Your Health This Month
Should you take a daily baby aspirin? And more.
This month, Dr. Sydney Spiesel discusses whether to take a daily baby aspirin, the sudden deaths of young athletes, the spinach scare, and the link between sugar and behavioral problems in kids. (Click here and here for his last two columns.)
Daily baby aspirin: your stomach vs. your heart
Daily dose: Like many people my age (I get some senior discounts), I pop a daily baby aspirin tablet of 80 mg, or the equivalent of one-quarter of an adult tablet. I do it to reduce my risk of heart attack by 25 percent or 30 percent (check your heart attack risk at this site) and to possibly reduce my risk of colon cancer, but mainly because my personal physician thinks it's a good idea. Every once in a while, I wonder whether the benefits match the risks (this is a tough universe, you know). I had that thought a few weeks ago, when I encountered a friend, another doctor, at a party. His foot and lower leg were in a cast. He'd done something foolishly athletic and damaged a tendon, but the real problem, he said, was his daily baby aspirin. Because of its effects on blood clotting, the aspirin led to a lot of local bleeding and swelling.
New research: Now a new study points out that taking aspirin poses risks to the stomach and upper digestive track—specifically, of a higher probability of serious upper-gastrointestinal bleeding or perforation. This risk needs to be balanced against the potential benefit of heart-attack prevention. The authors are Sonia Hernández-Díaz of the Harvard School of Public Health and Luis García Rodríguez of the Spanish Center for Pharmacoepidemiological Investigation in Madrid. They made use of two large clinical databases: the UK's General Practice Research Database, which includes clinical information about roughly 3 million patients, and a similar Spanish database of more than a million patients.
Competing risks: The competing risks of heart and GI problems aren't uniform. Some people are at unusually high risk for heart attack, a risk much higher than that of GI bleeding or perforation. For that group, the optimal strategy is clear—take your aspirin. Conversely, the study identifies a group of patients whose risk of heart attack isn't especially high.

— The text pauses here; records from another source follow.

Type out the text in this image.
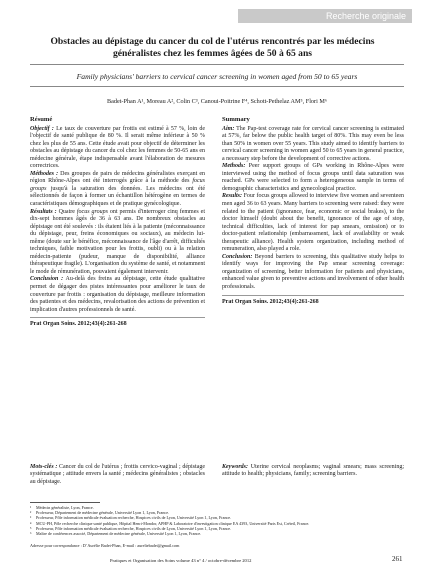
Recherche originale
Obstacles au dépistage du cancer du col de l'utérus rencontrés par les médecins généralistes chez les femmes âgées de 50 à 65 ans
Family physicians' barriers to cervical cancer screening in women aged from 50 to 65 years
Badet-Phan A¹, Moreau A², Colin C³, Canoui-Poitrine F⁴, Schott-Pethelaz AM⁵, Flori M⁶
Résumé

Objectif : Le taux de couverture par frottis est estimé à 57 %, loin de l'objectif de santé publique de 80 %. Il serait même inférieur à 50 % chez les plus de 55 ans. Cette étude avait pour objectif de déterminer les obstacles au dépistage du cancer du col chez les femmes de 50-65 ans en médecine générale, étape indispensable avant l'élaboration de mesures correctrices.

Méthodes : Des groupes de pairs de médecins généralistes exerçant en région Rhône-Alpes ont été interrogés grâce à la méthode des focus groups jusqu'à la saturation des données. Les médecins ont été sélectionnés de façon à former un échantillon hétérogène en termes de caractéristiques démographiques et de pratique gynécologique.

Résultats : Quatre focus groups ont permis d'interroger cinq femmes et dix-sept hommes âgés de 36 à 63 ans. De nombreux obstacles au dépistage ont été soulevés : ils étaient liés à la patiente (méconnaissance du dépistage, peur, freins économiques ou sociaux), au médecin lui-même (doute sur le bénéfice, méconnaissance de l'âge d'arrêt, difficultés techniques, faible motivation pour les frottis, oubli) ou à la relation médecin-patiente (pudeur, manque de disponibilité, alliance thérapeutique fragile). L'organisation du système de santé, et notamment le mode de rémunération, pouvaient également intervenir.

Conclusion : Au-delà des freins au dépistage, cette étude qualitative permet de dégager des pistes intéressantes pour améliorer le taux de couverture par frottis : organisation du dépistage, meilleure information des patientes et des médecins, revalorisation des actions de prévention et implication d'autres professionnels de santé.

Prat Organ Soins. 2012;43(4):261-268

Summary

Aim: The Pap-test coverage rate for cervical cancer screening is estimated at 57%, far below the public health target of 80%. This may even be less than 50% in women over 55 years. This study aimed to identify barriers to cervical cancer screening in women aged 50 to 65 years in general practice, a necessary step before the development of corrective actions.

Methods: Peer support groups of GPs working in Rhône-Alpes were interviewed using the method of focus groups until data saturation was reached. GPs were selected to form a heterogeneous sample in terms of demographic characteristics and gynecological practice.

Results: Four focus groups allowed to interview five women and seventeen men aged 36 to 63 years. Many barriers to screening were raised: they were related to the patient (ignorance, fear, economic or social brakes), to the doctor himself (doubt about the benefit, ignorance of the age of stop, technical difficulties, lack of interest for pap smears, omission) or to doctor-patient relationship (embarrassment, lack of availability or weak therapeutic alliance). Health system organization, including method of remuneration, also played a role.

Conclusion: Beyond barriers to screening, this qualitative study helps to identify ways for improving the Pap smear screening coverage: organization of screening, better information for patients and physicians, enhanced value given to preventive actions and involvement of other health professionals.

Prat Organ Soins. 2012;43(4):261-268

Mots-clés : Cancer du col de l'utérus ; frottis cervico-vaginal ; dépistage systématique ; attitude envers la santé ; médecins généralistes ; obstacles au dépistage.
Keywords: Uterine cervical neoplasms; vaginal smears; mass screening; attitude to health; physicians, family; screening barriers.
¹	Médecin généraliste, Lyon, France.
²	Professeur, Département de médecine générale, Université Lyon 1, Lyon, France.
³	Professeur, Pôle information médicale évaluation recherche, Hospices civils de Lyon, Université Lyon 1, Lyon, France.
⁴	MCU-PH, Pôle recherche clinique santé publique, Hôpital Henri-Mondor, APHP & Laboratoire d'investigation clinique EA 4393, Université Paris Est, Créteil, France.
⁵	Professeur, Pôle information médicale évaluation recherche, Hospices civils de Lyon, Université Lyon 1, Lyon, France.
⁶	Maître de conférences associé, Département de médecine générale, Université Lyon 1, Lyon, France.
Adresse pour correspondance : D' Aurélie Badet-Phan, E-mail : aureliebadet@gmail.com
Pratiques et Organisation des Soins volume 43 n° 4 / octobre-décembre 2012	261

For those people, the optimum strategy might well be to forego daily aspirin treatment. Factors known to affect the risk of heart attack include age, male gender, blood pressure, cigarette smoking, diabetes, cholesterol level, and previous diagnosis of cardiovascular disease. In the new study, increasing age, male gender, and ulcer history were risk factors for GI complications.

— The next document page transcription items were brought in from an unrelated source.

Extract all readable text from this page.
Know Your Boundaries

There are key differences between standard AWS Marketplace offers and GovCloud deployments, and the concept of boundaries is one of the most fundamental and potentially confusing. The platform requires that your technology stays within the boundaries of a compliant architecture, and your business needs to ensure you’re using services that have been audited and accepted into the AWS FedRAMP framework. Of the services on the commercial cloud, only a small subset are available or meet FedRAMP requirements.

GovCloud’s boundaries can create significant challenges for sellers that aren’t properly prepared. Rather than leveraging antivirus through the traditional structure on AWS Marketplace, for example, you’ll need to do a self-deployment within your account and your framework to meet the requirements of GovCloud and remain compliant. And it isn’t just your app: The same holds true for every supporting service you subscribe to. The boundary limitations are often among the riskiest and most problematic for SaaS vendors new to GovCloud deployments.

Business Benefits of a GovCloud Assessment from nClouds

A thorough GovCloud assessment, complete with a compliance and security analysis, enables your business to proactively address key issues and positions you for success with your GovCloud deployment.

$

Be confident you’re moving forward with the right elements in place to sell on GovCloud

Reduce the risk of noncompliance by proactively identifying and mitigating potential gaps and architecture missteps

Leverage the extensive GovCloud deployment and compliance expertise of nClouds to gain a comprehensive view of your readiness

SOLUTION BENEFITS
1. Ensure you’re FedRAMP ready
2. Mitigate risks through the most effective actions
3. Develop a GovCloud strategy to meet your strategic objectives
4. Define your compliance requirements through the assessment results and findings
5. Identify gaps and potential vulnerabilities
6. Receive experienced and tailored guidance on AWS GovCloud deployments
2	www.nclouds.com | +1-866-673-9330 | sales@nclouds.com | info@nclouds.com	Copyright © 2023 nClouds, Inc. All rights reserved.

Findings: The researchers found that daily low-dose aspirin approximately doubles the risk for each of these factors. At the low-risk end of the spectrum—female patients under 60 years old, for instance—aspirin adds only a small amount of risk for GI bleeding or perforation. At the high end—male patients in their 80s with a complicated ulcer history—aspirin leads to 150 more cases of GI complications per 1000 people in the course of a year.
Conclusion: This number is vastly higher than the number of heart attacks the aspirin might be expected to prevent. It's probably a strong argument against using aspirin to prevent cardiovascular disease in high-GI-risk populations. In short, this study gives us a more rational way to plan preventive treatments for heart disease. Since I'm not in a high-risk group for GI problems, I'm going to keep taking my aspirin.

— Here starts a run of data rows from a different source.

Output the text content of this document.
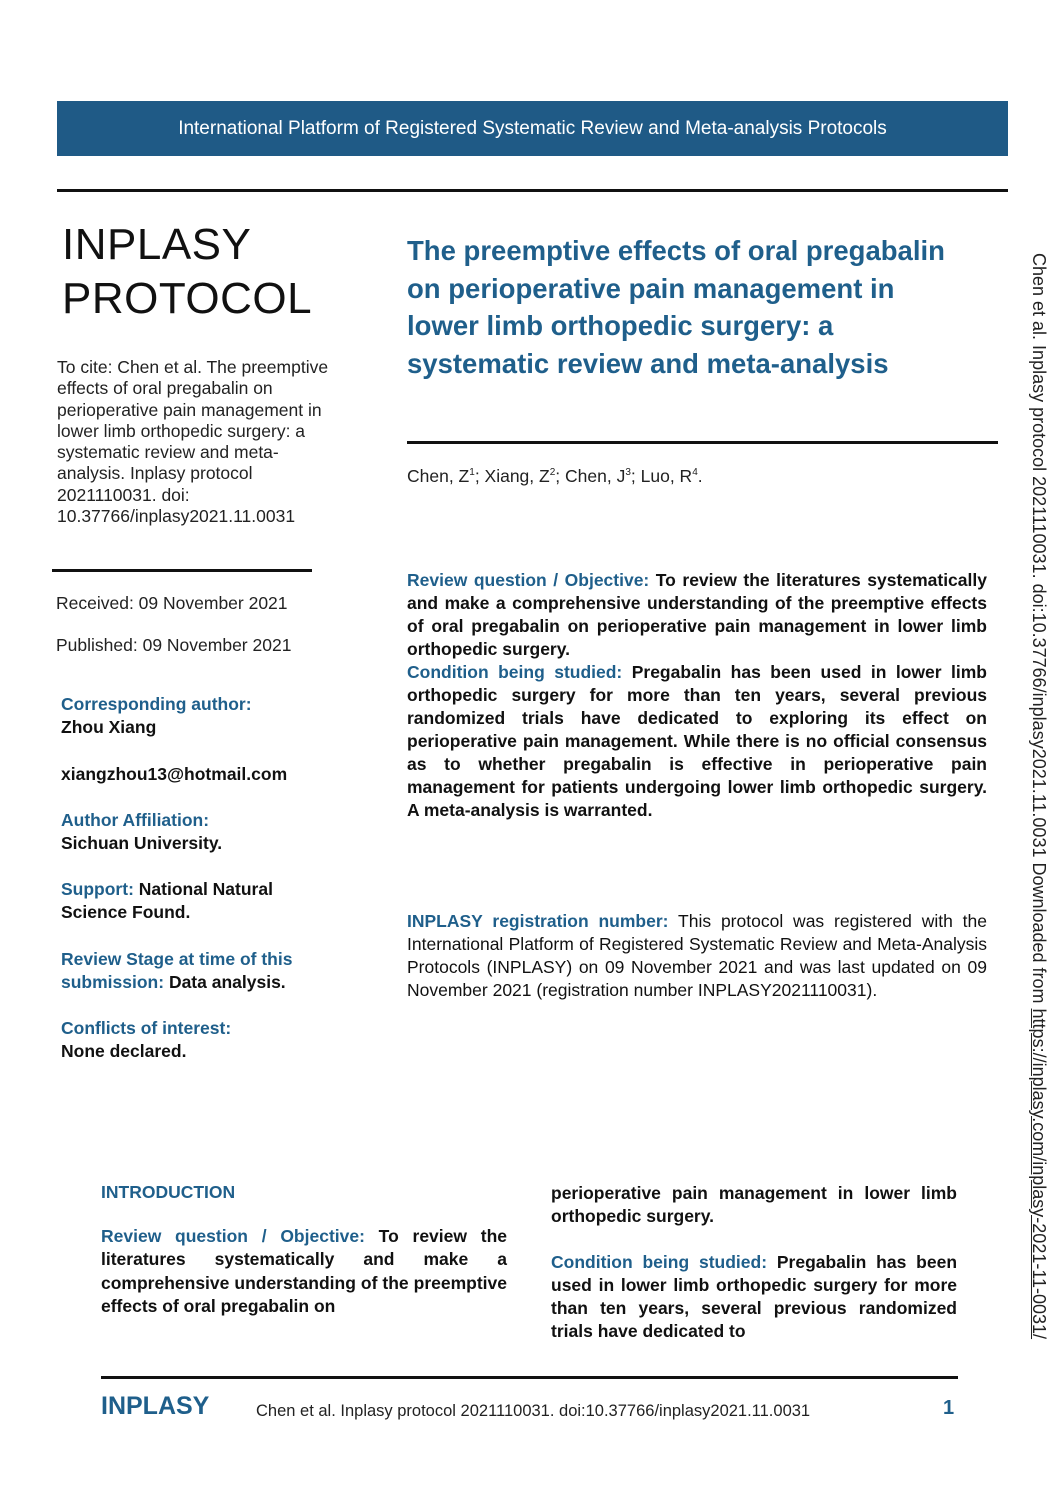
International Platform of Registered Systematic Review and Meta-analysis Protocols
INPLASY
PROTOCOL
To cite: Chen et al. The preemptive effects of oral pregabalin on perioperative pain management in lower limb orthopedic surgery: a systematic review and meta-analysis. Inplasy protocol 2021110031. doi: 10.37766/inplasy2021.11.0031
Received: 09 November 2021
Published: 09 November 2021
Corresponding author:
Zhou Xiang
xiangzhou13@hotmail.com
Author Affiliation:
Sichuan University.
Support: National Natural Science Found.
Review Stage at time of this submission: Data analysis.
Conflicts of interest:
None declared.
The preemptive effects of oral pregabalin on perioperative pain management in lower limb orthopedic surgery: a systematic review and meta-analysis
Chen, $Z^1$; Xiang, $Z^2$; Chen, $J^3$; Luo, $R^4$.
Review question / Objective: To review the literatures systematically and make a comprehensive understanding of the preemptive effects of oral pregabalin on perioperative pain management in lower limb orthopedic surgery.
Condition being studied: Pregabalin has been used in lower limb orthopedic surgery for more than ten years, several previous randomized trials have dedicated to exploring its effect on perioperative pain management. While there is no official consensus as to whether pregabalin is effective in perioperative pain management for patients undergoing lower limb orthopedic surgery. A meta-analysis is warranted.
INPLASY registration number: This protocol was registered with the International Platform of Registered Systematic Review and Meta-Analysis Protocols (INPLASY) on 09 November 2021 and was last updated on 09 November 2021 (registration number INPLASY2021110031).
INTRODUCTION
Review question / Objective: To review the literatures systematically and make a comprehensive understanding of the preemptive effects of oral pregabalin on
perioperative pain management in lower limb orthopedic surgery.
Condition being studied: Pregabalin has been used in lower limb orthopedic surgery for more than ten years, several previous randomized trials have dedicated to
INPLASY	Chen et al. Inplasy protocol 2021110031. doi:10.37766/inplasy2021.11.0031	1
Chen et al. Inplasy protocol 2021110031. doi:10.37766/inplasy2021.11.0031 Downloaded from https://inplasy.com/inplasy-2021-11-0031/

Problem: Like every pediatrician, I am regularly called on to clear youngsters for athletic participation. Many elements of the required physical exam are probably not worth much. But we all march through the ritual and then check the boxes on the form. More often from taking a good history than from the physical exam, we occasionally find something to worry about. But the exam isn't likely to identify the greatest danger: the possibility of sudden cardiovascular death.
Cause: Mostly, these deaths are due to an unrecognized structural defect in the heart, in particular cardiomyopathy. This condition has multiple causes, including congenital defects and high blood pressure (both of which place excess demand on the heart muscle) and certain viral infections (which diminish the heart's ability to respond to normal demands). Often a heart with cardiomyopathy develops an irritability that leads to abnormal rhythms. These, in turn, interfere with proper pumping functions—sometimes fatally.
Sydney Spiesel is a pediatrician in Woodbridge, Conn., and clinical professor of pediatrics at Yale University's School of Medicine.